You can create stages with the following syntax:

  import pdpipe as pdp
  drop_name = pdp.ColDrop("Name")

All pipeline stages have a predefined precondition function that returns True for dataframes to which the stage can be applied. By default, pipeline stages raise an exception if a DataFrame not meeting their precondition is piped through. This behaviour can be set per-stage by assigning exraise with a bool in the constructor call.

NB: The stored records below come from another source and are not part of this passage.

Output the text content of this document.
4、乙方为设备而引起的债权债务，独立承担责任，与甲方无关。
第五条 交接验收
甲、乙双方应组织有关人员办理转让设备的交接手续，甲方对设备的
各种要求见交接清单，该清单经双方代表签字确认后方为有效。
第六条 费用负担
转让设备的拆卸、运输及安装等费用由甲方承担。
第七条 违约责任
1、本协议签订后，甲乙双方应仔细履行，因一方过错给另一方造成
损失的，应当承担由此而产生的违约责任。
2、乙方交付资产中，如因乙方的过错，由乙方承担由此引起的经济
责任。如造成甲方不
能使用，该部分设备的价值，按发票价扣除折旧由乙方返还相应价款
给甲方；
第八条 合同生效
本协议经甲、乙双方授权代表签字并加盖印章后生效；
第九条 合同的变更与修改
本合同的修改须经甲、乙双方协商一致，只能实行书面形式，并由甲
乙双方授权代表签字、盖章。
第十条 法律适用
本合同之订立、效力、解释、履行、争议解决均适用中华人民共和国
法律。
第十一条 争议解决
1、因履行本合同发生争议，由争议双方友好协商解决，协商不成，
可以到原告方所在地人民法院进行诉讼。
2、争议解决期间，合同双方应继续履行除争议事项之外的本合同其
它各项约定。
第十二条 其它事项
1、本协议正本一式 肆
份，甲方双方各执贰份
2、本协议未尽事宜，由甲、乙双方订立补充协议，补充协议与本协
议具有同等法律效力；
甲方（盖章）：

If exraise is set to False the input DataFrame is instead returned without change:

  drop_name = pdp.ColDrop("Name", exraise=False)

Applying Pipeline Stages

You can apply a pipeline stage to a DataFrame using its apply method:

  res_df = pdp.ColDrop("Name").apply(df)

Pipeline stages are also callables, making the following syntax equivalent:

  drop_name = pdp.ColDrop("Name")
  res_df = drop_name(df)

The initialized exception behaviour of a pipeline stage can be overridden on a per-application basis:

  drop_name = pdp.ColDrop("Name", exraise=False)
  res_df = drop_name(df, exraise=True)

Additionally, to have an explanation message print after the precondition is checked but before the application of the pipeline stage, pass verbose=True:

  res_df = drop_name(df, verbose=True)

All pipeline stages also adhere to the scikit-learn transformer API, and so have fit_transform and transform methods; these behave exactly like apply, and accept the input dataframe as parameter X. For the same reason, pipeline stages also have a fit method, which applies them but returns the input dataframe unchanged.

Fittable Pipeline Stages

Some pipeline stages can be fitted, meaning that some transformation parameters are set the first time a dataframe is piped through the stage, while later applications of the stage use these now-set parameters without changing them; the Encode scikit-learn-dependent stage is a good example.

For these type of stages the first call to apply will both fit the stage and transform the input dataframe, while subsequent calls to apply will transform input dataframes according to the already-fitted transformation parameters.

Additionally, for fittable stages the scikit-learn transformer API methods behave as expected:

fit sets the transformation parameters of the stage but returns the input dataframe unchanged.
fit_transform both sets the transformation parameters of the stage and returns the input dataframe after transformation.
transform transforms input dataframes according to already-fitted transformation parameters; if the stage is not fitted, an UnfittedPipelineStageError is raised.

Again, apply, fit_transform and are all of equivalent for non-fittable pipeline stages. And in all cases the y parameter of these methods is ignored.

Last update: 2022-01-15